From: Volker Kindermann <ml () ps102 de>
Date: Tue, 07 Dec 2004 10:00:01 +0100

Hi Carlos,


about dns what bind do you recomend and how can i protect it i would like to install snort to see if somebody is trying to attack in my server so should i use bind 8 or bind 9 and should i use a chrooted schema or not? what other security risk do i have to address?

regarding dns you should consider two things:

- is it possible for you to switch from bind to djbdns? The later is more secure, simpler, but has a totally different "mindset". Configuration is different but easier. You should check if the functionality of djbdns is sufficient for you.

- if you can't switch to djbdns please take bind 9. Do not use bind 8. And of course you shoud chroot bind.


about mail i was thinking in using postfix in place of sendmail is this a good idea?

Yes.
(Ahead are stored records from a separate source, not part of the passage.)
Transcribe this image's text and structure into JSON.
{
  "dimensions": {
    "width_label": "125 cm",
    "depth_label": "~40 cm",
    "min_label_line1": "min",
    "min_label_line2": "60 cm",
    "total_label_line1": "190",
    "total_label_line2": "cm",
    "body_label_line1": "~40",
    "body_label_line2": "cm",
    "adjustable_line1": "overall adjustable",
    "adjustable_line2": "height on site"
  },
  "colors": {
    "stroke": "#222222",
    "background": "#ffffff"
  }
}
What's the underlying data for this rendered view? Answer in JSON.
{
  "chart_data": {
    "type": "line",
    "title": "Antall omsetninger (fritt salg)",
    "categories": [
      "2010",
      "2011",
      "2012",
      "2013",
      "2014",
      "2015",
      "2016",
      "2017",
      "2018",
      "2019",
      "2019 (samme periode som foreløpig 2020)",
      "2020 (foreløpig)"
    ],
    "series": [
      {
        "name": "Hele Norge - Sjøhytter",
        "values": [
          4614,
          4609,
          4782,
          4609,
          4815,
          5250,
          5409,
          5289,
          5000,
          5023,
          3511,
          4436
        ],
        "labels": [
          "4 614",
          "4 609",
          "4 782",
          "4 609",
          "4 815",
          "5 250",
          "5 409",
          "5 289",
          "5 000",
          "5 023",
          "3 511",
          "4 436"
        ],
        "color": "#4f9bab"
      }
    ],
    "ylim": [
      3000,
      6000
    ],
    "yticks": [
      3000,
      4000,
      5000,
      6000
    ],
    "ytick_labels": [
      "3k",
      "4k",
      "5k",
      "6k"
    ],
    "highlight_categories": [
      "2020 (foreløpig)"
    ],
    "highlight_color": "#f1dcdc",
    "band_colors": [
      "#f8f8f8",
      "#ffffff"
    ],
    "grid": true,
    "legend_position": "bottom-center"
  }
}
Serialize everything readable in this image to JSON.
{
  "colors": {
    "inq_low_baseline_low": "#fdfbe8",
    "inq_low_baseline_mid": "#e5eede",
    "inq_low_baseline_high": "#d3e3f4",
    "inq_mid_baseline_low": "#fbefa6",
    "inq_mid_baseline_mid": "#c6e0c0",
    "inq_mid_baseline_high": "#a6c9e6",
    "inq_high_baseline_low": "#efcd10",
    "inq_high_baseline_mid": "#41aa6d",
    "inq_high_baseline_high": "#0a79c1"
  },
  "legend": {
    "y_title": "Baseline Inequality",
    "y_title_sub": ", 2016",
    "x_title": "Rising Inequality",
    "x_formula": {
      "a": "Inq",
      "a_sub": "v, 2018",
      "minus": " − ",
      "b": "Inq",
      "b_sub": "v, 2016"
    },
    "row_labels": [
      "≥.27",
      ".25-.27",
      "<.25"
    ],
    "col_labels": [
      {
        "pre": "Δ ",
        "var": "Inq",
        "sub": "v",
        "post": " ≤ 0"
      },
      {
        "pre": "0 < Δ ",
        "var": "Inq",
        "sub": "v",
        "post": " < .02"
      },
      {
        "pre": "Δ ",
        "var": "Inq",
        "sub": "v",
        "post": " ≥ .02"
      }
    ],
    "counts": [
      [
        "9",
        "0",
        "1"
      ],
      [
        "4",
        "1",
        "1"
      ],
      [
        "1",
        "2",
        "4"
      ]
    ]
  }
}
Again, postfix configuration is simpler, the program was written with security in mind and is very performant. No negativ experiences with postfix here.


for gathering mail i was thinking in cyrus-imap and authentication tools but what would recomend me?

I wouldn't take cyrus because of it's proprietary mail storage format. I would stick to dovecot or courier-imap. Courier-imap has a companion web mail program called sqwebmail.


should i use snor in every server or just one ?

Depends on your infrastructure. Snort is a network intrusion detection tool so it is important that it "sees" all network traffic. If you have the servers on a hub, put a snort machine (sensor) on that hub.

Generally I wouldn't install snort on any of the servers but on one or more sensor-machines with nics in listening mode without own ip-addresses. You should only attention that the sensors are really seeing all network-traffic.


iptables are good enough?

If you are aware of it's limits (only packet-filtering, no application gateway), it's ok. You should consider taking a separate machine for firewalling, perhaps a non-linux one (self-built or appliance). OpenBSD is very good suited for this purpose.